According to the village committee, grain output increased to 90,000 kilograms in 1979, six times as much as the previous year. The per capita income of Xiaogang climbed from 22 yuan to 400 yuan.
In the next a few years, the remarkable gains in Xiaogang turned this tiny mid-China village into a national model and many other places copied their example in breaking up the communes – the single greatest step toward today's market-oriented economy. From then on, the whole country started out on the road to reform. It began with agriculture, but industry followed.
Today, China's economy is the fourth largest in the world and in 30 years of reform the country's gross domestic product has grown by more than 9 percent a year.
Guan said: "Before, farmers were happy if they had a meal a day. Now they have three – and sometimes a drink too."

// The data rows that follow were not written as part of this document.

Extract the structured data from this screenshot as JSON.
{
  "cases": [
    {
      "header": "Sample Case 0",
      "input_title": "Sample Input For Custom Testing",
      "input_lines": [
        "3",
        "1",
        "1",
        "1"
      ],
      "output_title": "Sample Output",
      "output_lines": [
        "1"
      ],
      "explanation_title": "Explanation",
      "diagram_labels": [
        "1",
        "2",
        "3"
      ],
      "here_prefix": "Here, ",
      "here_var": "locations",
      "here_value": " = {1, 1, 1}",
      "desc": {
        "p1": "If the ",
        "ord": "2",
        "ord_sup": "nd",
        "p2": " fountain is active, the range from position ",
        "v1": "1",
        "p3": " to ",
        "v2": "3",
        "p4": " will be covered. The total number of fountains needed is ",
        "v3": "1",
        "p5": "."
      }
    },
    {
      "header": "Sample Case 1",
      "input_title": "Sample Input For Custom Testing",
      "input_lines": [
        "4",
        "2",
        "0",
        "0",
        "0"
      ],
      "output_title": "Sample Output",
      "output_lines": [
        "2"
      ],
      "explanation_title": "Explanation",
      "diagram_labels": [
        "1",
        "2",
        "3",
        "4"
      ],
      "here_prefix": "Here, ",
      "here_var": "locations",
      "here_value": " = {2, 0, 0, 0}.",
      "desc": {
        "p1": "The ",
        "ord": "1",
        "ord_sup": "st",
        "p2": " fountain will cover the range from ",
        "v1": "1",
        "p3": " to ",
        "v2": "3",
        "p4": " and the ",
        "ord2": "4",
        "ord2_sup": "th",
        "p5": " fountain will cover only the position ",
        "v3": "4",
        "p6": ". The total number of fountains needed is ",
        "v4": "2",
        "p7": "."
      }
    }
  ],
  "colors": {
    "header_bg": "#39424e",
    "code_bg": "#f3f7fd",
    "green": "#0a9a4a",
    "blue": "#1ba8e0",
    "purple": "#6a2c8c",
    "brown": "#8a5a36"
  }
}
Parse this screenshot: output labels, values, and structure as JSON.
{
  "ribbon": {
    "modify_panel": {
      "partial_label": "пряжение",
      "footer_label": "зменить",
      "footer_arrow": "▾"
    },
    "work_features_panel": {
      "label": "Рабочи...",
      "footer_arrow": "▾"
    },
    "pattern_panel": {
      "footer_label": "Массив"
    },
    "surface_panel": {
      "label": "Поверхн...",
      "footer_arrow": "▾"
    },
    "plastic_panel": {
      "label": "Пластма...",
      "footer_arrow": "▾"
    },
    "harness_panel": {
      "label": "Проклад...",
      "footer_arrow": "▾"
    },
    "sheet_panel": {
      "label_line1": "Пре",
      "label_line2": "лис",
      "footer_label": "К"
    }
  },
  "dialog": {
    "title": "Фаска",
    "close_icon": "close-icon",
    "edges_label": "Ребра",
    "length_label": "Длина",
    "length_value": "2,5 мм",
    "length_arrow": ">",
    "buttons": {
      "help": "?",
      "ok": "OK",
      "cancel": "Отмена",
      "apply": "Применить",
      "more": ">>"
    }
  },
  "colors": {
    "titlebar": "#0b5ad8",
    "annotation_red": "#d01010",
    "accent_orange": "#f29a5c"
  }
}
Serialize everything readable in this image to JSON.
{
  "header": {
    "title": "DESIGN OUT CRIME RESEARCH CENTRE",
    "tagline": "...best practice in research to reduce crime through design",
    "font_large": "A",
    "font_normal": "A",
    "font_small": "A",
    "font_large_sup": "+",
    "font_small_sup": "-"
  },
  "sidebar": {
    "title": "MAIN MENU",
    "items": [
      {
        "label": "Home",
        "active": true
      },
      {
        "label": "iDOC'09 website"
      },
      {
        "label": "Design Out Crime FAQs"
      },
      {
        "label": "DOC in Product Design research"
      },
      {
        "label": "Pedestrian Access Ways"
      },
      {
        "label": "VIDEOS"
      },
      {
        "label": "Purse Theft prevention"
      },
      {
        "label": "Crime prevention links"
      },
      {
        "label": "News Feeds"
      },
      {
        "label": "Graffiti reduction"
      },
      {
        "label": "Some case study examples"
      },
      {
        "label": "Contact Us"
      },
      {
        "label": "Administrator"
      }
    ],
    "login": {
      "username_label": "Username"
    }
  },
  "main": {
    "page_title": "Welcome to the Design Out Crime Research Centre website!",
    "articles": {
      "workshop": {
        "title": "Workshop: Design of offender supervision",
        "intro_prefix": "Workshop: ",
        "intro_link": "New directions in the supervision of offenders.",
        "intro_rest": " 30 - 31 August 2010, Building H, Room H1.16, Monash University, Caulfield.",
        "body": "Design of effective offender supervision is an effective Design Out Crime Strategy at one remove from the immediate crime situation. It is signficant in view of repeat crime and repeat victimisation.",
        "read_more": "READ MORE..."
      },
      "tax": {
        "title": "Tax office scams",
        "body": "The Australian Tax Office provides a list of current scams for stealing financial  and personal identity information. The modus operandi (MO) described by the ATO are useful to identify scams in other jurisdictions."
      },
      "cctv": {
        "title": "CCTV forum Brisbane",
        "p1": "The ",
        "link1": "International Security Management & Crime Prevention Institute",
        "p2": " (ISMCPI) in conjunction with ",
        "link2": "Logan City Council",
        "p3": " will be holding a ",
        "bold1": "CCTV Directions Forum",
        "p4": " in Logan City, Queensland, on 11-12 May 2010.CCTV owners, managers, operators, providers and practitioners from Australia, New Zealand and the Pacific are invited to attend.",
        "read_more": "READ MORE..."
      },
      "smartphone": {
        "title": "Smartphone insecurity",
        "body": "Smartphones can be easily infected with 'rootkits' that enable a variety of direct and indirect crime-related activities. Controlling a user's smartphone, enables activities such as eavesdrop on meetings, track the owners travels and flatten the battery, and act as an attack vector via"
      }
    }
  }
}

Xiaogang was not the only place whose visionary "law-breaking" set the country on the path to economic growth, but it was the most famous. People called it the "Model Village".
|
Guan spent 80,000 yuan or $17,820 building his new two-floor house in 2008. (China.org.cn / WANG Ke)
|
Land leasing, small industries and tourism to handle challenges
In historical perspective, the responsibility system not only liberated the productive forces, but also established two basic principles of China's reform program; to rely on the people's own initiative, and to judge the success or failure of a reform by whether it improved living standards.
Allocating farmland to individual households gave farmers incentives that had been dampened in the planned economy. The 1980s were a golden period of development in China's rural areas, which for once outperformed their urban peers.
But since the 1990s, rural areas have been losing their luster, and have lost huge amounts of resources, above all their labor force, to the cities.
Located on the banks of the Huaihe River, which is haunted by frequent floods, Xiaogang village lacks the resources to develop without outside assistance. Even as the pioneer of China's rural reform, it soon ran into difficulties. Dividing the farmland helped the villagers feed themselves but it could not make them rich.
When President Hu Jintao last September put forward a new plan for land reform, in which farmers would be allowed to lease their land for cash, he went to Xiaogang to promote the new policy. Once again, practice preceded theory – Guan had already leased his 0.6 hectares of farmland to a flower planting company from Henan Province for an annual rent of 5,000 yuan ($625).